Mais cette opposition est floue, en particulier parce qu’il est difficile de classer facilement les peintres entre classicisme et romantisme. On note des divergences selon les critiques. Ce qui est certain, c’est que le Romantisme a pris de l’ampleur et qu’il s’est incarné de façon indubitable à travers les œuvres de trois chefs de file qui font scandale : Delacroix avec La mort de Sardanapale, Sigalon avec Athalie, et Champmartin avec L’affaire des casernes lors de la Révolution de Constantinople. Ces trois massacres chaotiques font scandale, ce sont eux qui conduisent à dénoncer le Romantisme. Eva Bouillo contredit, une nouvelle fois, l’idée que la polémique ait un fond politique, d’autant que les défenseurs du Romantisme eux-mêmes (excepté dans le Figaro) s’en prennent à ces « excès ».
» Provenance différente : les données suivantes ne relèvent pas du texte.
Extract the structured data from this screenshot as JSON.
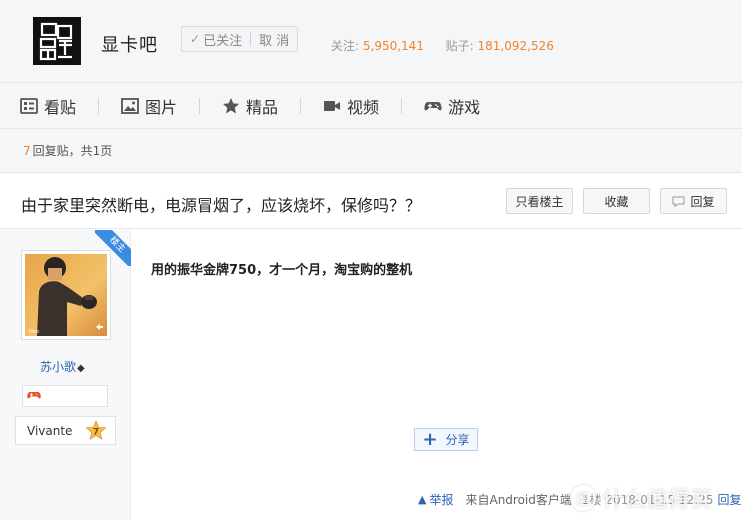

Par contre, la majorité des autres romantiques obtiennent souvent l’approbation de la critique des deux bords. Ils s’affirment même souvent comme les grands succès du Salon : La mort d’Elizabeth de Delaroche, dont seul le visage de la reine sera critiqué, et La naissance d’Henry IV de Devéria, vanté pour des qualités romantiques et classiques. A côté de ces succès, d’autres œuvres romantiques seront remarquées comme le Mazeppa de Vernet, les intérieurs de Forbin lui-même, les paysages de Gudin. Tandis que la querelle se concentre sur quelques scandales, les Classiques eux mêmes approuvent de nombreux romantiques.
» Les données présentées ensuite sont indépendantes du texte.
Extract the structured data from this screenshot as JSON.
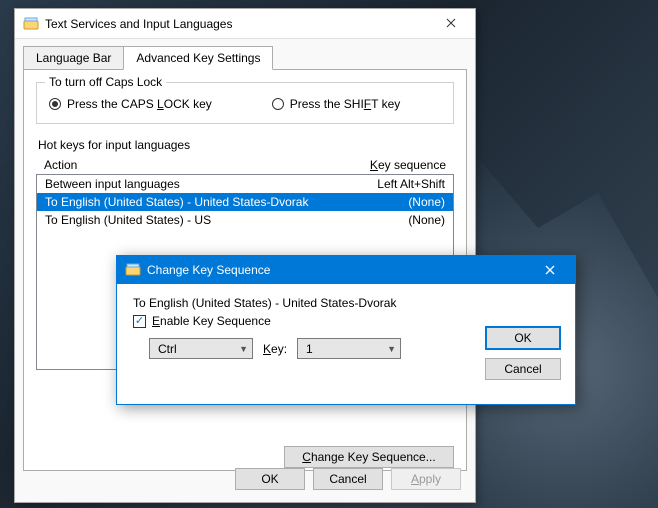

Eva Bouillo clôt sa réflexion en déterminant les principes définissant le Romantisme Français en 1827. Elle distingue deux effets recherchés : la vérité et l’originalité ; et un moyen pour les atteindre : la liberté. La vérité correspond à un désir d’authenticité dans tous les genres : la peinture d’histoire choisit plutôt le Moyen Âge ou l’actualité grecque, peints avec une exactitude des détails, de la couleur locale, en acceptant le chaos et la violence ; la peinture de genre se concentre sur une expressivité intimiste, souvent autour de thèmes littéraires d’auteurs romantiques (Byron, Goethe) ; la peinture de paysage reproduit les sites avec une exactitude pittoresque. L’originalité s’oppose à la « fausseté » présumée des règles classiques. La liberté rejette la beauté comme valeur absolue telle qu’elle s’incarne à travers l’académisme du dessin, des compositions symétriques, du soi-disant « goût ».

Si l’ensemble de ces principes a une influence aussi forte sur les sujets traités que sur la manière de les traiter, ce ne sont pas les thèmes choisis qu’attaquent les classiques mais plutôt leur traitement : l’enjeu de la querelle s’affirme donc comme une pensée de l’esthétique, dont la révolution retentira sur l’ensemble du siècle.

Conclusion

Le Salon est un évènement majeur pour le mécénat de l’Etat, pour la vie artistique et la vie parisienne. Celui de 1827 s’impose comme un moment charnière par son originalité, la place de l’innovation et son écho dans la presse. Il marque un progrès du genre mineur, un déclin de la sculpture, une volonté de l’Etat de protéger la diversité mais surtout, sous l’influence de Forbin, un développement du Romantisme, reconnu par l’administration et la critique si l’on excepte les « excès » rejetés tant par les classiques que par certains romantiques. Pourtant, ce sont ces tableaux scandaleux qui sont les plus admirés aujourd’hui, comme La Mort de Sardanapale.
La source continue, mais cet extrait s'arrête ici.